We should have known the mistake we were making. When parents were dropping of their kids they were running away from our house laughing. Some even wished us good luck and asked if we had a good house insurance. I’ve never witnessed parents being so punctual when it came to dropping off their kids at our house.
For the next 3 hours, our house was invided by 30-35 kids between 4-6 years old. Thankfully we had hired our daughter’s cousins, aunt and grandma to assist us. I had taken the day off work too. It became a mad house within 30 seconds. The loud pitch screams made our dogs run away in pain. Even I needed to wear protective headphones to protect my ears.
It has to be said, I’ve been to my fair share of loud heavy metal concerts in my youth (I’m still young), but nothing compared to this. Man-O-War (the band) use to hold the record for highest Db at a live concert, but 30+ kids broke that record in no time.
Kids at that age, at a party, do not talk, they scream frantically and excitingly to each other, despite standing only a few inches from each other. It didn’t help when my dear wife pulled out her face painting kit. Within minutes, all kids, except the loner on the sofa, were queueing up to get their face painted.
At any party, even when I was a kid, you always had one kid who didn’t want to participate, and it was no different at my daughter’s party. As soon as this particular boy arrived, he jumped onto the sofa. He wasn’t dressed up like all his class mates and he was in no mood to play either. Every 10 minutes he would ask me if he could play on the Wii. He got upset every time I told him no.
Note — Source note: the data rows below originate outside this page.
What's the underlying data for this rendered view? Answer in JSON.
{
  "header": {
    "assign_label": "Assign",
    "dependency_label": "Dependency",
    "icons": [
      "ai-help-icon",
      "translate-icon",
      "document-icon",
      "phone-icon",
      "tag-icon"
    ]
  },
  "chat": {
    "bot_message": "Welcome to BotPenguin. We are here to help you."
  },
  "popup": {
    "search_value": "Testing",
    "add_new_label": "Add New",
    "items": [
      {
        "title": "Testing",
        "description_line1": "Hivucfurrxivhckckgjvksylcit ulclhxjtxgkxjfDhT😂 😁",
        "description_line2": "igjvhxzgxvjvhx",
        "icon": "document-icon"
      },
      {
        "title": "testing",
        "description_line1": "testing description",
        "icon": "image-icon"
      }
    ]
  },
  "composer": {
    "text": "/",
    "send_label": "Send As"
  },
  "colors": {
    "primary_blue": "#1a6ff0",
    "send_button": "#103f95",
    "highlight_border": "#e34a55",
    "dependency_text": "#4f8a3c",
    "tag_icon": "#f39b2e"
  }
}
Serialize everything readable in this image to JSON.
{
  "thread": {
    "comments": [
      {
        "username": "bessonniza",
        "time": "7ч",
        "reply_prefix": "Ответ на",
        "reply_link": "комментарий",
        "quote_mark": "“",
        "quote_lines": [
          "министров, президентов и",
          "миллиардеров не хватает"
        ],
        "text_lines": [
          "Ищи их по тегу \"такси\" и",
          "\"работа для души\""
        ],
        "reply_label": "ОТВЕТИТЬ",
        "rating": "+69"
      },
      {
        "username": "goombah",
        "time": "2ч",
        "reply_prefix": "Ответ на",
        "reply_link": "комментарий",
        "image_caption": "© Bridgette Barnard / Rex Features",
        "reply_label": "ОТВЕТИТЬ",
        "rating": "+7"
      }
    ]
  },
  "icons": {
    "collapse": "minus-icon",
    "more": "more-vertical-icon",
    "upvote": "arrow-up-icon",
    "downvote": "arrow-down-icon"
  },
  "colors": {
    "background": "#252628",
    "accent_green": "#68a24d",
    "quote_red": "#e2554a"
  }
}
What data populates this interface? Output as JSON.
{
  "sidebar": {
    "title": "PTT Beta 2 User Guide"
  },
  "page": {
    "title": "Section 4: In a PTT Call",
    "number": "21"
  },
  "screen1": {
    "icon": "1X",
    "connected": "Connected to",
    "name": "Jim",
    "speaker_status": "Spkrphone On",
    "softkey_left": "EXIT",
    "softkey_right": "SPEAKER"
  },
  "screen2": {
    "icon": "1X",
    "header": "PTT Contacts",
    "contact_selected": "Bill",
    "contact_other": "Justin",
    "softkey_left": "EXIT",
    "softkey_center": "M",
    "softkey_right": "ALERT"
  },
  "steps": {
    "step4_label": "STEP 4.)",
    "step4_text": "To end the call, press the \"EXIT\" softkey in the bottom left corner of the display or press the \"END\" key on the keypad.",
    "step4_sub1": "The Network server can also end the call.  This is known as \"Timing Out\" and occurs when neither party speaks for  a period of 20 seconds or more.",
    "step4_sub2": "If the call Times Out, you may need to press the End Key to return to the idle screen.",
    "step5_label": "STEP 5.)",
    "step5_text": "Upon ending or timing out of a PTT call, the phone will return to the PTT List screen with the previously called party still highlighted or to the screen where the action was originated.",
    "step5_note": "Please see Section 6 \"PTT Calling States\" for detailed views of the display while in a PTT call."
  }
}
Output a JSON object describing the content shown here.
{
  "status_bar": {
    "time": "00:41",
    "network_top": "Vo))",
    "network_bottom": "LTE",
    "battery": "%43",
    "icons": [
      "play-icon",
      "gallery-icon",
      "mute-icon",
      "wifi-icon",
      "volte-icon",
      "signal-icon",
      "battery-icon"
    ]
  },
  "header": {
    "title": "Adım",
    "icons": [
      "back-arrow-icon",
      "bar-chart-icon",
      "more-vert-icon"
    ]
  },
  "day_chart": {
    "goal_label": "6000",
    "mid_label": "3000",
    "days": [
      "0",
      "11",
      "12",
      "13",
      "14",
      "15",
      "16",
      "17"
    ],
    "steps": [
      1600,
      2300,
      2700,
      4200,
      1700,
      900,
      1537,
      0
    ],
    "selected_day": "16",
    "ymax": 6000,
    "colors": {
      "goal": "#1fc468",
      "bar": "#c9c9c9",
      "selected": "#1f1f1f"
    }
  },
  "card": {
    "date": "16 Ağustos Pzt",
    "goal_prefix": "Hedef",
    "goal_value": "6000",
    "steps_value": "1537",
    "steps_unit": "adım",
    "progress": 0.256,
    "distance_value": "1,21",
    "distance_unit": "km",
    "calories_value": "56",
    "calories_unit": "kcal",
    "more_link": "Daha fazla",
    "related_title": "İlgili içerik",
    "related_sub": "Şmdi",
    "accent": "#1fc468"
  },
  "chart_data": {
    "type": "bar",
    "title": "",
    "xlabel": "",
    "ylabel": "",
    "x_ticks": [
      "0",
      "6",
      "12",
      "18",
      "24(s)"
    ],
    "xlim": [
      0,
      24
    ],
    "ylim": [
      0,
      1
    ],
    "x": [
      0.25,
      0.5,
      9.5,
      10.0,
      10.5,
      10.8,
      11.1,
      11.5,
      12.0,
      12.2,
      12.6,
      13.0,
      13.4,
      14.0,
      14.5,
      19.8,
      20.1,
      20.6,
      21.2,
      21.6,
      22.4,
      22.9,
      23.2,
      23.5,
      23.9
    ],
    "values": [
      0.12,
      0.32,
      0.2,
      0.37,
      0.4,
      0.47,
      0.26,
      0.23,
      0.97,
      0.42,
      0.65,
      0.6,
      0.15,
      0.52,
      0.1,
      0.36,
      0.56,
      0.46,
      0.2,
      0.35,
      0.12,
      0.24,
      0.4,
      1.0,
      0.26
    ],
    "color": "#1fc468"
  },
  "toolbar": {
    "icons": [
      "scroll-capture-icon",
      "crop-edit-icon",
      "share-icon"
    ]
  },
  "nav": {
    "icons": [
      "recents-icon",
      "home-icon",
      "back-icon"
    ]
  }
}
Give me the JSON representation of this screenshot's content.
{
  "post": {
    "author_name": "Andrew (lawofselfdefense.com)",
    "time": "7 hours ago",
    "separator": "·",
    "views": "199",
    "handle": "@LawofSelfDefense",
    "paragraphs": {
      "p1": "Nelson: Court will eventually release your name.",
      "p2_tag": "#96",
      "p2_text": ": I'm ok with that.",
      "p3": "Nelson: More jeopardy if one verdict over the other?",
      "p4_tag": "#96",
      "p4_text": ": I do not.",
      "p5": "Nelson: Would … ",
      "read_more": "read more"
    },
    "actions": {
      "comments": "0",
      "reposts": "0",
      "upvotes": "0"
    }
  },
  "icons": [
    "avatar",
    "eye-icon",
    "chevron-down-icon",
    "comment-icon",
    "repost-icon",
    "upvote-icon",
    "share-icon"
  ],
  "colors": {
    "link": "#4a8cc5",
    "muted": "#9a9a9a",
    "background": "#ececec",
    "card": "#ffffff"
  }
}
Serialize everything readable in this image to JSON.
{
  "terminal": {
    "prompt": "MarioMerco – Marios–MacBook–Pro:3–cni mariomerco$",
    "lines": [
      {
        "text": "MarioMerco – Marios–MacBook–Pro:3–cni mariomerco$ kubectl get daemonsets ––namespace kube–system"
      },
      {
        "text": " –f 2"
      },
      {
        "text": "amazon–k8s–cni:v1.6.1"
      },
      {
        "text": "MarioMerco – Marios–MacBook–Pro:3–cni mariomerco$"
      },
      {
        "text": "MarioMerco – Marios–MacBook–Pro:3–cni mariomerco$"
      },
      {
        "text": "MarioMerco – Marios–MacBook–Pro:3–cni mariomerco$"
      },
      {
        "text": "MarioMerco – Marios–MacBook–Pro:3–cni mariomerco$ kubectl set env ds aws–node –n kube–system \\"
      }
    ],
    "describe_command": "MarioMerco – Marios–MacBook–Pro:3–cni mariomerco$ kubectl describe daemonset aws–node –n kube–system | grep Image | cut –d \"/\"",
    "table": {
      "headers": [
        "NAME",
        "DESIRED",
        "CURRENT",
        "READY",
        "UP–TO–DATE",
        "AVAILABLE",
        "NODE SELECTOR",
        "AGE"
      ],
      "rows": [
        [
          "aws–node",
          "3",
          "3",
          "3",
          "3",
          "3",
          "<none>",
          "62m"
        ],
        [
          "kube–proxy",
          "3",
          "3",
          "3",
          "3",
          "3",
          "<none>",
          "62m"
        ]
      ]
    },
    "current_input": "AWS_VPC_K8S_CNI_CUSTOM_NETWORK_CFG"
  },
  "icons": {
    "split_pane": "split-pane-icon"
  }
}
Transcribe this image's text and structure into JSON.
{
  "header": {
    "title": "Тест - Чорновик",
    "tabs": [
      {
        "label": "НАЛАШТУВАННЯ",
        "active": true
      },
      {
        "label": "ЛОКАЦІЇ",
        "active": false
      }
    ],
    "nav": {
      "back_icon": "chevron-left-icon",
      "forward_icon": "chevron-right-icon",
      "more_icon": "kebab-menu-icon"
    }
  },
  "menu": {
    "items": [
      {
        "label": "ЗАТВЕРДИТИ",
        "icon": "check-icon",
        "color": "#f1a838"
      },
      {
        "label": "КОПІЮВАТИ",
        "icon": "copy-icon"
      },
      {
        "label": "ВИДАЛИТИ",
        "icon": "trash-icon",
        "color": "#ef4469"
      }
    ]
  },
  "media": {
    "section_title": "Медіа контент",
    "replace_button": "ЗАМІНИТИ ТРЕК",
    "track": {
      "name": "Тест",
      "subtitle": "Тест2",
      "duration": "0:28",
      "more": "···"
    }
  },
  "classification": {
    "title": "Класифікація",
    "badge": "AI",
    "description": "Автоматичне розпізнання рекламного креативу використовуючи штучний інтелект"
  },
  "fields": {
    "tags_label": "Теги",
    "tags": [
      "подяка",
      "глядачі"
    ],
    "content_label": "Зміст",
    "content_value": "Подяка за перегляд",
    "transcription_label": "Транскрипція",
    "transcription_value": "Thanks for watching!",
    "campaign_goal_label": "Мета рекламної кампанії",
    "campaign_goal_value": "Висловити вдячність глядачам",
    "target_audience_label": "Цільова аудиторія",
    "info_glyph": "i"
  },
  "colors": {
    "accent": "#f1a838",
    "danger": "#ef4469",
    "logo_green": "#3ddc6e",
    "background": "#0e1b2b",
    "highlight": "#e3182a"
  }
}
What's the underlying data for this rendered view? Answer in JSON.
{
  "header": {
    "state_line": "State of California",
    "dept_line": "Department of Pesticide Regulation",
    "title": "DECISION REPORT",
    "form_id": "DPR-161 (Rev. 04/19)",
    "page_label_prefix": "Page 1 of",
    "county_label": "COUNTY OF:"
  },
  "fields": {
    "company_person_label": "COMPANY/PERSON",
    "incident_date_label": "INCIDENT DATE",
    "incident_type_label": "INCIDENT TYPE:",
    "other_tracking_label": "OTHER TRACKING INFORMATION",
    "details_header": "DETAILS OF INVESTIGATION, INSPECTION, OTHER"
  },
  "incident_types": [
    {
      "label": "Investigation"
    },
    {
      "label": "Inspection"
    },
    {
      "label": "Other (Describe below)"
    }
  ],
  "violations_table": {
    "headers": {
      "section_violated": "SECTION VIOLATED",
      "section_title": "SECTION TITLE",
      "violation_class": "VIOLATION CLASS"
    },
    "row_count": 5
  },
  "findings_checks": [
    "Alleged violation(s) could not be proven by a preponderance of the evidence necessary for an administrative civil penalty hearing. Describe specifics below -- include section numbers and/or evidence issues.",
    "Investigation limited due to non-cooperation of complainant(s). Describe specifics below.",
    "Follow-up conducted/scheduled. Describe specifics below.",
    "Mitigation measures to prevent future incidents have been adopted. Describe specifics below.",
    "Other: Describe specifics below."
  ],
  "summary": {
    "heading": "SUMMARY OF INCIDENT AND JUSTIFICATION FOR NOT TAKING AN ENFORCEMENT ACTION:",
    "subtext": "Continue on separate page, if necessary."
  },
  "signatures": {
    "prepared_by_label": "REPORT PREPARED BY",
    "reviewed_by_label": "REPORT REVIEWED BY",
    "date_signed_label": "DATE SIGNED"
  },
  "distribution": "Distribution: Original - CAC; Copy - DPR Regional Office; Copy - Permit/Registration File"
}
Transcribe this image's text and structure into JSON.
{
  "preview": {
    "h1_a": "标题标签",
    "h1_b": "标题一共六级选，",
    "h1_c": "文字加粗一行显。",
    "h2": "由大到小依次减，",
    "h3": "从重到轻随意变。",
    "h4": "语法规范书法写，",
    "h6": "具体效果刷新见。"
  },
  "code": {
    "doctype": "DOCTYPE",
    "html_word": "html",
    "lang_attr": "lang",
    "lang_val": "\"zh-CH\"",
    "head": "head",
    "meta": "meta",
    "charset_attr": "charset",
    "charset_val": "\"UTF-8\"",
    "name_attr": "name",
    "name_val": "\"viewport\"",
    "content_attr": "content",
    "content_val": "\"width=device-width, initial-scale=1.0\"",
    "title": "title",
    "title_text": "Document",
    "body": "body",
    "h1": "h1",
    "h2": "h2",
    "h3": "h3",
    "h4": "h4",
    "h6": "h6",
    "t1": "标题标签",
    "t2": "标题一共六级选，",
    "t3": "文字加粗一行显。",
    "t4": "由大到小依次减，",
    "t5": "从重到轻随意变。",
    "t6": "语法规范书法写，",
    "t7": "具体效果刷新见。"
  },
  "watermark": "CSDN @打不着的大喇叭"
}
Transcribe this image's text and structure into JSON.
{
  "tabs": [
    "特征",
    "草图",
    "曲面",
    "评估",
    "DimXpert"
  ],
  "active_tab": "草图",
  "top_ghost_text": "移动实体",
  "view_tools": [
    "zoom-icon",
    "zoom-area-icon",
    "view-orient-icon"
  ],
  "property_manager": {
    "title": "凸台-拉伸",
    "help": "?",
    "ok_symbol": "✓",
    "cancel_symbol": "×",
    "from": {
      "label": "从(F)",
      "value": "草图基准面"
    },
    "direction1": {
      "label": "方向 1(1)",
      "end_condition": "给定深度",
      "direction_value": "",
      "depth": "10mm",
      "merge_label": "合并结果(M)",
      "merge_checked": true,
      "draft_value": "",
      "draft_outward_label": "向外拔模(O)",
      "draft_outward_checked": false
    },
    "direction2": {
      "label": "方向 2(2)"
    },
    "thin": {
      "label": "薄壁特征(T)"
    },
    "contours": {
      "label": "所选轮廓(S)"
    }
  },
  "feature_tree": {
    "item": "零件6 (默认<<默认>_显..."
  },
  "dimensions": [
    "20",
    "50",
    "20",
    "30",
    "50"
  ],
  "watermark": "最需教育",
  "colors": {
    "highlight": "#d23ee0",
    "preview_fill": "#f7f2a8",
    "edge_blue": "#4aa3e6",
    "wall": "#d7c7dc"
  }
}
In the end, I was ready to demolish the Wii to remove that distraction, but decided that it was more fun to tease him by moving the Wii (+ controllers) up beyond reach. 🙂
We prepared the food (chicken wings, sausages, pizza and fries) and placed it on our dinning table. The table was attacked like hurricane Katrina hitting land, leaving only debris of plastic cups and food crumbles. The food they didn’t like or eat, and large puddles of juice, covered the kitchen floor turning it into a ice rank.
My wife had spent all evening, the previous night, preparing the special birthday cake, which was shaped as a princess. It was gorgeous (actual photo inserted). When all the girls saw the cake they screamed hysterically and started to push each other to get a better look at it. Honestly, if Hannah Montana had entered the room they wouldn’t have cared less. They sang their hearts out and clapped. It was wonderful! Our daughter was sitting in the middle of the mob, smiling so much that her smile had to be surgically removed a few days later. It was easy to see that she was having a blast.
Shortly after the birthday singing, it was time for the dance competition and bubble disco. Imagine 30+ kids standing in your living room staring at you ready to dance. My wife started the music and ALL kids started to scream and jump around. Ornaments, flowers, DVDs and books were falling off the shelves. Kids were pushing each other and laughing. It was wilder than attending the Ice T concert while performing the famous “Cop Killer” song.
Finally, my wife decided to introduce a piñata to the kids. Basically, the kids were to smash a animal made of paper with a wooden stick, until it cracked open, so all the sweets would fall out. I was nominated, by my wife, to hold the stuffed paper animal, which meant I had to stand on a chair within swinging reach. The main area of concern was, to be honest, my genitals. Every time a kid would swing the wooden stick, sweat would break on my face and I would have visions of lying on the floor in severe pain. Thankfully it didn’t happen. I was almost knocked over when a little skinny boy burst open the paper animal and all the sweets hit the ground. A surge of kids charged towards the sweets, almost tipping the chair I was standing on. Frantically I grabbed the door frame and swung to safety in my best Indiana Jones style.
3 hours of kids rave past extremely quickly. I was surprised how late some parents came to collect their kids. Most parents were still laughing at us for having the party. One kid wasn’t collected until 20.00 (pm), 3 hours after the party ended.
I was so grateful that the party had been on a Friday, as it gave us the rest of the weekend to recover and clean the house. The most important bit was that all the kids, except the little freak, had a great time. To this day we are continuously asked when we’re having our next party. The best thing was that our daughter enjoyed every minute of it. She wanted the party to continue into the night. This makes me a bit worried since she’s clearly a little party animal and would indicate that she would partying all night!